After launching its SaaS platform in April 2013 with its first customer, Sentisis now has more than 50 users, ranging from big brands to advertising agencies, to politicians, to TV (it’s working with the Spanish version of Big Brother, for instance).
The platform uses different linguistic technology on the back-end, depending on the customer’s flavor of Spanish and their industry. The platform is also tailored to deliver the specific type of sales, marketing or customer service insights they’re after — whether it’s purchase intent, lead detection, sentiment analysis, and so on — serving these in a structured, dashboard format, and via bespoke reports. Linguistically speaking Sentisis covers around 40 industries at this point, according to Peñalva.
“We extract information that is relevant to a certain industry — for example for a consumer industry it’s very interesting to detect purchase intent… whereas some other industries that rely heavily on customer service it’s important to understand which comments are more urgent… This is the adaptations that allow us to extract actionable data,” he adds.
“We have linguists that work in a very agile way to extract rules that are relevant for industries or countries. So for our computational linguists the problem is usually the same: it’s knowing what is the importance of context of the texts.”
The startup has just closed a $1.3 million Series A funding round, led by international investment firm Axon Partners Group and the Fundación José Manuel Entrecanales (a firm that works with Spanish-based fund, FIDES). Existing investors, including San Francisco based seed fund Startcaps Ventures and 500 Startups, also participated in the round. Sentisis went through 500 Startups’ accelerator program last May in Mexico. It had previously raised around $500,000 in seed funding.
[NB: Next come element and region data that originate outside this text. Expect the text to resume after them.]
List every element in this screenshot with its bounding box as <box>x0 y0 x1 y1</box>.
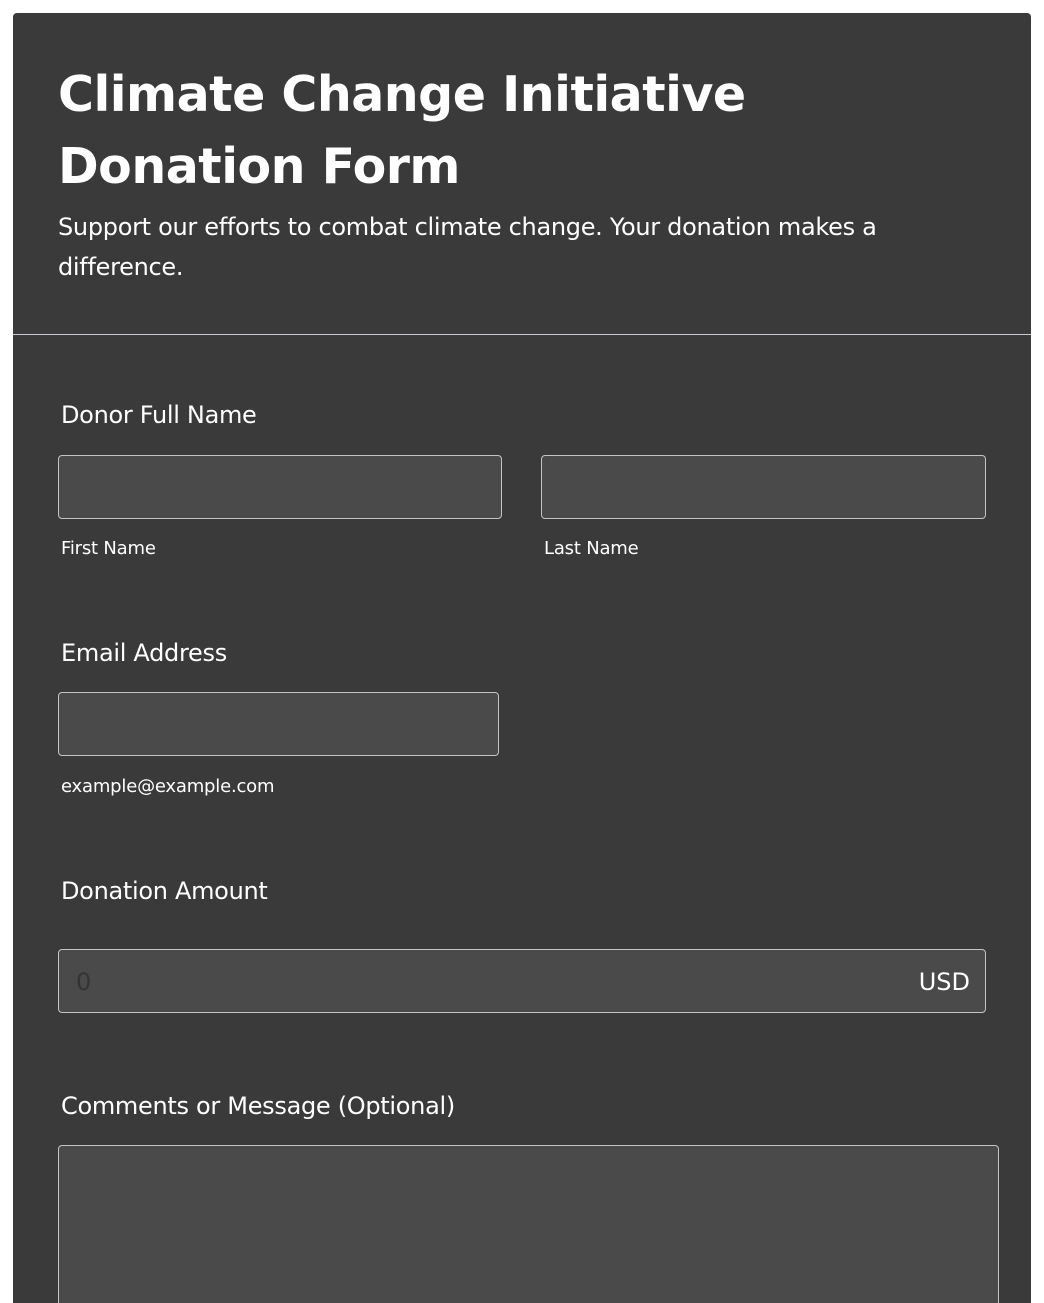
comments-textarea[interactable] <box>58 1145 999 1303</box>
first-name-input[interactable] <box>58 455 502 519</box>
donation-amount-input[interactable]: 0 USD <box>58 949 986 1013</box>
email-address-label: Email Address <box>61 639 227 667</box>
form-header: Climate Change Initiative Donation Form … <box>13 13 1031 335</box>
donation-amount-label: Donation Amount <box>61 877 268 905</box>
last-name-input[interactable] <box>541 455 986 519</box>
email-sublabel: example@example.com <box>61 776 275 797</box>
donation-amount-placeholder: 0 <box>76 968 92 996</box>
currency-label: USD <box>918 968 970 996</box>
form-subtitle: Support our efforts to combat climate ch… <box>58 213 877 281</box>
comments-label: Comments or Message (Optional) <box>61 1092 455 1120</box>
donation-form-card: Climate Change Initiative Donation Form … <box>13 13 1031 1303</box>
donor-full-name-label: Donor Full Name <box>61 401 257 429</box>
last-name-sublabel: Last Name <box>544 538 639 559</box>
email-input[interactable] <box>58 692 499 756</box>
first-name-sublabel: First Name <box>61 538 156 559</box>
form-title: Climate Change Initiative Donation Form <box>58 66 746 195</box>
Why is it taking more funding now, given it’s bringing in revenue? Peñalva says that’s down to the opportunity it believes it has to scale up and dominate the Spanish-speaking market.
“We think there is a great opportunity in the Spanish-speaking market and we believe that other competitors are not so focused in this language — we want to be the leaders in this market. In all different countries. Not only in Spain but in Latin America,” he says. “And also there is a great opportunity in the U.S., focused on Hispanics, which are now about 50 million people. Brands are starting to pay attention to how to understand these customers as a different kind of customer.”
There is also, he reckons, generally more insights — and therefore more value — to be unlocked from tapping into Spanish language conversations being as they’ve been relatively under-data-mined thus far, especially in regions such as Latin American. “We believe that both with linguistics and data science we can still extract more value for our customers. We believe it’s a very small percentage of the value that there is in social media that is being used,” he adds.
U.S. competitors in the space include Salesforce’s Radian6, Sysomos and Brandwatch — although Peñalva believes there may be scope for partnerships with such larger players, given they have not been specializing in Spanish. While various other local players exist in other markets, such as Argentina’s Socialmetrix.
Update: A Salesforce spokeswoman has been in touch to note that Salesforce Social Studio (which Radian6 evolved into) has “several partners including Clarabridge and Bitext that specialize in Spanish sentiment technically” and which already integrate into its offering.